Kemudian di masa peralihan 2000-an akhir ke 2010-an awal terdapat gelombang besar masuknya teknologi komunikasi dan informasi. Kemunculan gadget canggih membuat telepon rumah dan warung telepon perlahan tersisih--bahkan bisa disebut lenyap.
Sampai tiba pada perihal yang lebih menarik perhatian kaum pelajar, yaitu media sosial. Khusus bagi pelajar SMA, mereka seperti menemukan wahana yang sangat tepat untuk berekspresi.
Mereka yang sudah tidak mungkin bermain gundu, lompat tali, apalagi ular-tangga, maka menjadikan media sosial sebagai wahana bermain mereka.
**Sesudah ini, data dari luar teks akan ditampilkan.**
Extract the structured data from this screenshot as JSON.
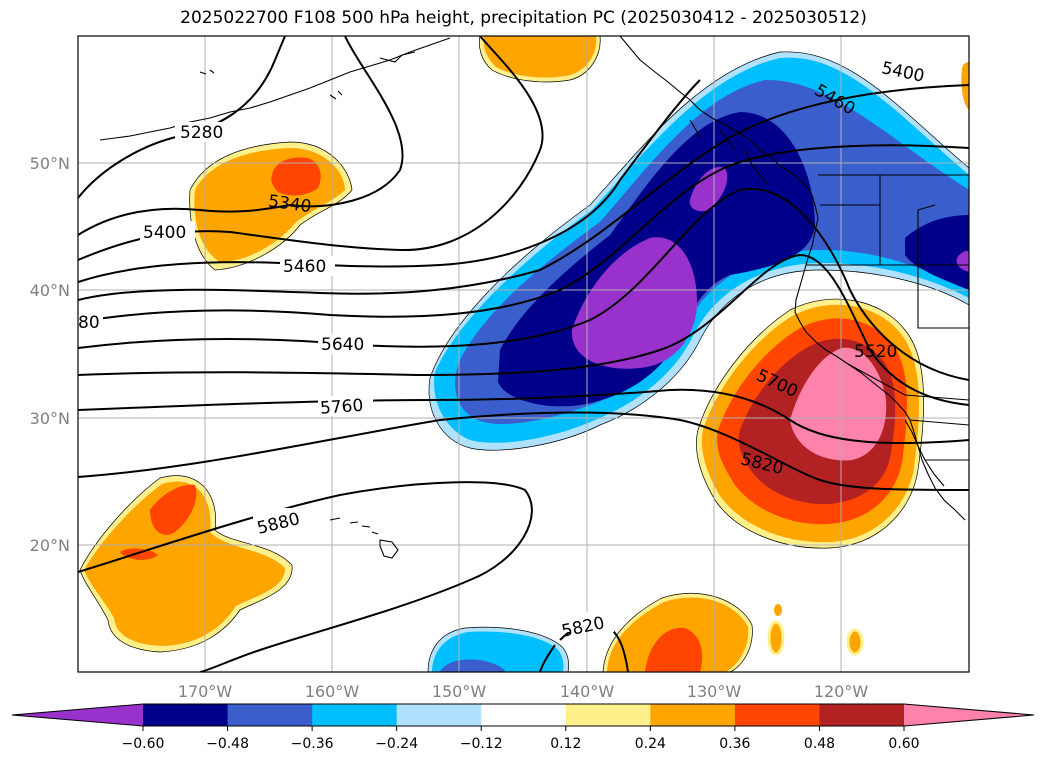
{
  "title": "2025022700 F108 500 hPa height, precipitation PC (2025030412 - 2025030512)",
  "map": {
    "lon_range": [
      -180,
      -110
    ],
    "lat_range": [
      10,
      60
    ],
    "lat_ticks": [
      "20°N",
      "30°N",
      "40°N",
      "50°N"
    ],
    "lon_ticks": [
      "170°W",
      "160°W",
      "150°W",
      "140°W",
      "130°W",
      "120°W"
    ],
    "grid": true
  },
  "height_contour_labels": [
    "5280",
    "5340",
    "5400",
    "5460",
    "80",
    "5640",
    "5760",
    "5880",
    "5400",
    "5460",
    "5520",
    "5700",
    "5820",
    "5820"
  ],
  "colorbar": {
    "ticks": [
      "−0.60",
      "−0.48",
      "−0.36",
      "−0.24",
      "−0.12",
      "0.12",
      "0.24",
      "0.36",
      "0.48",
      "0.60"
    ],
    "colors": [
      "#9932cc",
      "#00008b",
      "#3a5fcd",
      "#00bfff",
      "#b0e2ff",
      "#ffffff",
      "#fff08c",
      "#ffa500",
      "#ff4500",
      "#b22222",
      "#ff82ab"
    ]
  },
  "colors": {
    "grid": "#b0b0b0",
    "coast": "#000000",
    "contour": "#000000",
    "frame": "#000000"
  }
}
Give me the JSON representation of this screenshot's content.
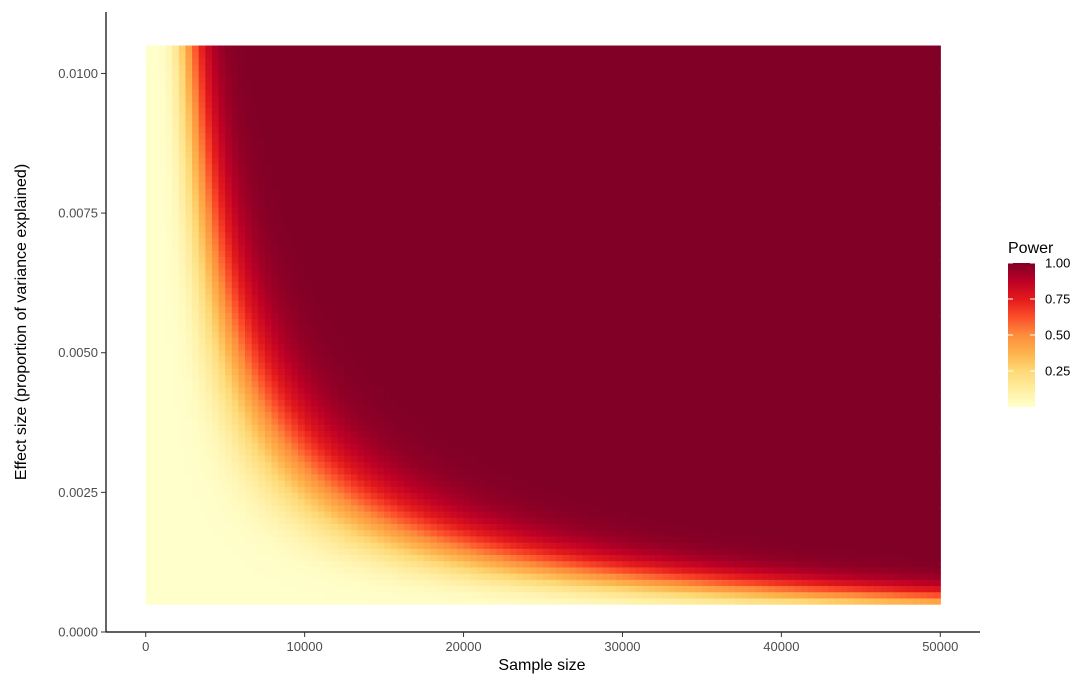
{
  "chart_data": {
    "type": "heatmap",
    "title": "",
    "xlabel": "Sample size",
    "ylabel": "Effect size (proportion of variance explained)",
    "xlim": [
      -2500,
      52500
    ],
    "ylim": [
      0,
      0.0111
    ],
    "x_range": [
      0,
      50000
    ],
    "y_range": [
      0.0005,
      0.0105
    ],
    "x_ticks": [
      0,
      10000,
      20000,
      30000,
      40000,
      50000
    ],
    "x_tick_labels": [
      "0",
      "10000",
      "20000",
      "30000",
      "40000",
      "50000"
    ],
    "y_ticks": [
      0.0,
      0.0025,
      0.005,
      0.0075,
      0.01
    ],
    "y_tick_labels": [
      "0.0000",
      "0.0025",
      "0.0050",
      "0.0075",
      "0.0100"
    ],
    "z_name": "Power",
    "model": "power of a test at alpha = 5e-8 for an effect explaining R2 of variance with sample size N (noncentrality = N*R2)",
    "z_range": [
      0,
      1
    ],
    "legend": {
      "title": "Power",
      "position": "right",
      "breaks": [
        0.25,
        0.5,
        0.75,
        1.0
      ],
      "labels": [
        "0.25",
        "0.50",
        "0.75",
        "1.00"
      ]
    },
    "colorscale": [
      "#ffffcc",
      "#ffeda0",
      "#fed976",
      "#feb24c",
      "#fd8d3c",
      "#fc4e2a",
      "#e31a1c",
      "#bd0026",
      "#800026"
    ],
    "grid": false
  }
}
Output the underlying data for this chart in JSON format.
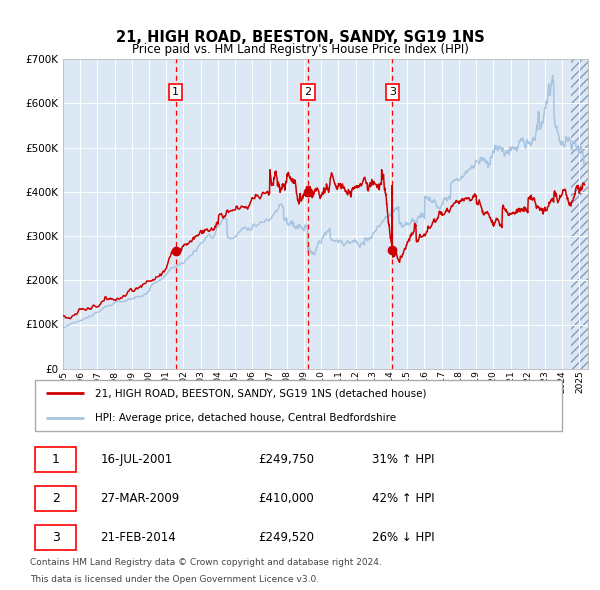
{
  "title": "21, HIGH ROAD, BEESTON, SANDY, SG19 1NS",
  "subtitle": "Price paid vs. HM Land Registry's House Price Index (HPI)",
  "legend_line1": "21, HIGH ROAD, BEESTON, SANDY, SG19 1NS (detached house)",
  "legend_line2": "HPI: Average price, detached house, Central Bedfordshire",
  "footer1": "Contains HM Land Registry data © Crown copyright and database right 2024.",
  "footer2": "This data is licensed under the Open Government Licence v3.0.",
  "sales": [
    {
      "num": 1,
      "date": "16-JUL-2001",
      "price": 249750,
      "hpi_pct": "31% ↑ HPI",
      "x_year": 2001.54
    },
    {
      "num": 2,
      "date": "27-MAR-2009",
      "price": 410000,
      "hpi_pct": "42% ↑ HPI",
      "x_year": 2009.23
    },
    {
      "num": 3,
      "date": "21-FEB-2014",
      "price": 249520,
      "hpi_pct": "26% ↓ HPI",
      "x_year": 2014.14
    }
  ],
  "hpi_color": "#a8c4e0",
  "price_color": "#cc0000",
  "plot_bg": "#dce9f5",
  "ylim": [
    0,
    700000
  ],
  "xlim_start": 1995.0,
  "xlim_end": 2025.5,
  "yticks": [
    0,
    100000,
    200000,
    300000,
    400000,
    500000,
    600000,
    700000
  ],
  "ytick_labels": [
    "£0",
    "£100K",
    "£200K",
    "£300K",
    "£400K",
    "£500K",
    "£600K",
    "£700K"
  ],
  "table_rows": [
    [
      "1",
      "16-JUL-2001",
      "£249,750",
      "31% ↑ HPI"
    ],
    [
      "2",
      "27-MAR-2009",
      "£410,000",
      "42% ↑ HPI"
    ],
    [
      "3",
      "21-FEB-2014",
      "£249,520",
      "26% ↓ HPI"
    ]
  ]
}
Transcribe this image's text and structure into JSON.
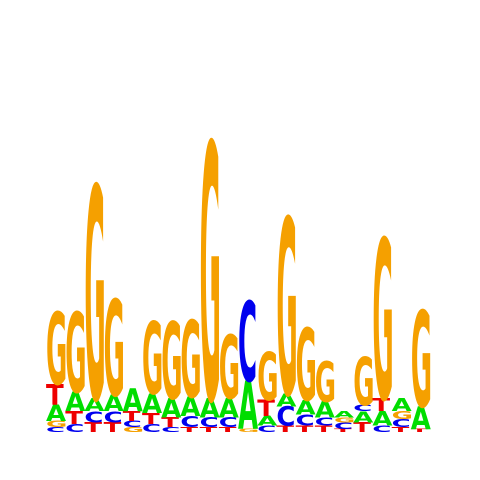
{
  "logo": {
    "colors": {
      "A": "#00dd00",
      "C": "#0000ee",
      "G": "#f5a000",
      "T": "#ee0000"
    },
    "positions": [
      [
        {
          "b": "C",
          "v": 0.03
        },
        {
          "b": "G",
          "v": 0.04
        },
        {
          "b": "A",
          "v": 0.1
        },
        {
          "b": "T",
          "v": 0.13
        },
        {
          "b": "G",
          "v": 0.45
        }
      ],
      [
        {
          "b": "C",
          "v": 0.05
        },
        {
          "b": "T",
          "v": 0.08
        },
        {
          "b": "A",
          "v": 0.12
        },
        {
          "b": "G",
          "v": 0.5
        }
      ],
      [
        {
          "b": "T",
          "v": 0.06
        },
        {
          "b": "C",
          "v": 0.07
        },
        {
          "b": "A",
          "v": 0.08
        },
        {
          "b": "G",
          "v": 1.33
        }
      ],
      [
        {
          "b": "T",
          "v": 0.06
        },
        {
          "b": "C",
          "v": 0.07
        },
        {
          "b": "A",
          "v": 0.1
        },
        {
          "b": "G",
          "v": 0.6
        }
      ],
      [
        {
          "b": "G",
          "v": 0.03
        },
        {
          "b": "C",
          "v": 0.04
        },
        {
          "b": "T",
          "v": 0.06
        },
        {
          "b": "A",
          "v": 0.14
        }
      ],
      [
        {
          "b": "C",
          "v": 0.05
        },
        {
          "b": "T",
          "v": 0.07
        },
        {
          "b": "A",
          "v": 0.12
        },
        {
          "b": "G",
          "v": 0.45
        }
      ],
      [
        {
          "b": "C",
          "v": 0.03
        },
        {
          "b": "T",
          "v": 0.06
        },
        {
          "b": "A",
          "v": 0.12
        },
        {
          "b": "G",
          "v": 0.48
        }
      ],
      [
        {
          "b": "T",
          "v": 0.03
        },
        {
          "b": "C",
          "v": 0.07
        },
        {
          "b": "A",
          "v": 0.12
        },
        {
          "b": "G",
          "v": 0.48
        }
      ],
      [
        {
          "b": "T",
          "v": 0.03
        },
        {
          "b": "C",
          "v": 0.06
        },
        {
          "b": "A",
          "v": 0.12
        },
        {
          "b": "G",
          "v": 1.6
        }
      ],
      [
        {
          "b": "T",
          "v": 0.03
        },
        {
          "b": "C",
          "v": 0.06
        },
        {
          "b": "A",
          "v": 0.12
        },
        {
          "b": "G",
          "v": 0.4
        }
      ],
      [
        {
          "b": "G",
          "v": 0.02
        },
        {
          "b": "A",
          "v": 0.3
        },
        {
          "b": "C",
          "v": 0.5
        }
      ],
      [
        {
          "b": "C",
          "v": 0.04
        },
        {
          "b": "A",
          "v": 0.06
        },
        {
          "b": "T",
          "v": 0.1
        },
        {
          "b": "G",
          "v": 0.3
        }
      ],
      [
        {
          "b": "T",
          "v": 0.04
        },
        {
          "b": "C",
          "v": 0.12
        },
        {
          "b": "A",
          "v": 0.08
        },
        {
          "b": "G",
          "v": 1.1
        }
      ],
      [
        {
          "b": "T",
          "v": 0.04
        },
        {
          "b": "C",
          "v": 0.07
        },
        {
          "b": "A",
          "v": 0.09
        },
        {
          "b": "G",
          "v": 0.45
        }
      ],
      [
        {
          "b": "T",
          "v": 0.04
        },
        {
          "b": "C",
          "v": 0.05
        },
        {
          "b": "A",
          "v": 0.1
        },
        {
          "b": "G",
          "v": 0.25
        }
      ],
      [
        {
          "b": "T",
          "v": 0.02
        },
        {
          "b": "C",
          "v": 0.04
        },
        {
          "b": "G",
          "v": 0.03
        },
        {
          "b": "A",
          "v": 0.04
        }
      ],
      [
        {
          "b": "T",
          "v": 0.06
        },
        {
          "b": "A",
          "v": 0.07
        },
        {
          "b": "C",
          "v": 0.04
        },
        {
          "b": "G",
          "v": 0.3
        }
      ],
      [
        {
          "b": "C",
          "v": 0.04
        },
        {
          "b": "A",
          "v": 0.09
        },
        {
          "b": "T",
          "v": 0.08
        },
        {
          "b": "G",
          "v": 1.0
        }
      ],
      [
        {
          "b": "T",
          "v": 0.03
        },
        {
          "b": "C",
          "v": 0.05
        },
        {
          "b": "G",
          "v": 0.05
        },
        {
          "b": "A",
          "v": 0.08
        }
      ],
      [
        {
          "b": "T",
          "v": 0.02
        },
        {
          "b": "A",
          "v": 0.14
        },
        {
          "b": "G",
          "v": 0.6
        }
      ]
    ]
  }
}
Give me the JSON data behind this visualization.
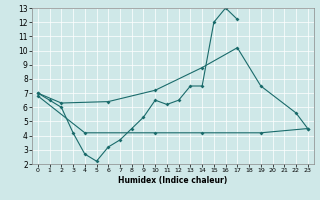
{
  "xlabel": "Humidex (Indice chaleur)",
  "xlim": [
    -0.5,
    23.5
  ],
  "ylim": [
    2,
    13
  ],
  "xticks": [
    0,
    1,
    2,
    3,
    4,
    5,
    6,
    7,
    8,
    9,
    10,
    11,
    12,
    13,
    14,
    15,
    16,
    17,
    18,
    19,
    20,
    21,
    22,
    23
  ],
  "yticks": [
    2,
    3,
    4,
    5,
    6,
    7,
    8,
    9,
    10,
    11,
    12,
    13
  ],
  "background_color": "#cfe8e8",
  "line_color": "#1a6b6b",
  "grid_color": "#ffffff",
  "line1_x": [
    0,
    1,
    2,
    3,
    4,
    5,
    6,
    7,
    8,
    9,
    10,
    11,
    12,
    13,
    14,
    15,
    16,
    17
  ],
  "line1_y": [
    7.0,
    6.5,
    6.0,
    4.2,
    2.7,
    2.2,
    3.2,
    3.7,
    4.5,
    5.3,
    6.5,
    6.2,
    6.5,
    7.5,
    7.5,
    12.0,
    13.0,
    12.2
  ],
  "line2_x": [
    0,
    2,
    6,
    10,
    14,
    17,
    19,
    22,
    23
  ],
  "line2_y": [
    7.0,
    6.3,
    6.4,
    7.2,
    8.8,
    10.2,
    7.5,
    5.6,
    4.5
  ],
  "line3_x": [
    0,
    4,
    10,
    14,
    19,
    23
  ],
  "line3_y": [
    6.8,
    4.2,
    4.2,
    4.2,
    4.2,
    4.5
  ]
}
Waktu mereka kemudian terkuras di sana. Mereka menjadikan media sosial (medsos) sebagai bagian dari kegemaran, dan tentunya membuat fokus belajarnya semakin acak-acakan.
Kalau sekarang ada yang pernah viral tentang dosen yang mencari mahasiswanya hingga di Youtube. Maka, sebelumnya hal semacam itu juga terjadi saat medsos belum sebanyak dan semenarik sekarang.
Apa yang dikhawatirkan guru saat itu?
Pergaulan. Pergaulan di media sosial cenderung lebih bebas. Pelajar di kota A bisa berkenalan dengan pelajar dari kota B, C, hingga Z. Bahkan, juga bisa antarprovinsi hingga antarnegara.
Jika jaringan sosial itu digunakan untuk hal positif, tentu tidak masalah. Tetapi, bagaimana jika malah negatif? Tentu, pihak yang pusing juga guru, selain orang tua mereka.
Memang, pada akhirnya puncak perkembangan objek yang menggoda para pelajar adalah kemunculan media-media obrolan. Itu terjadi pada 2010-an menuju pertengahan akhir.
Banyak pelajar yang sudah pasti punya akun di media obrolan. Mereka bahkan tidak jarang satu ruang obrolan dengan orang-orang yang lebih tua, dan itu menjadi permasalahan laten.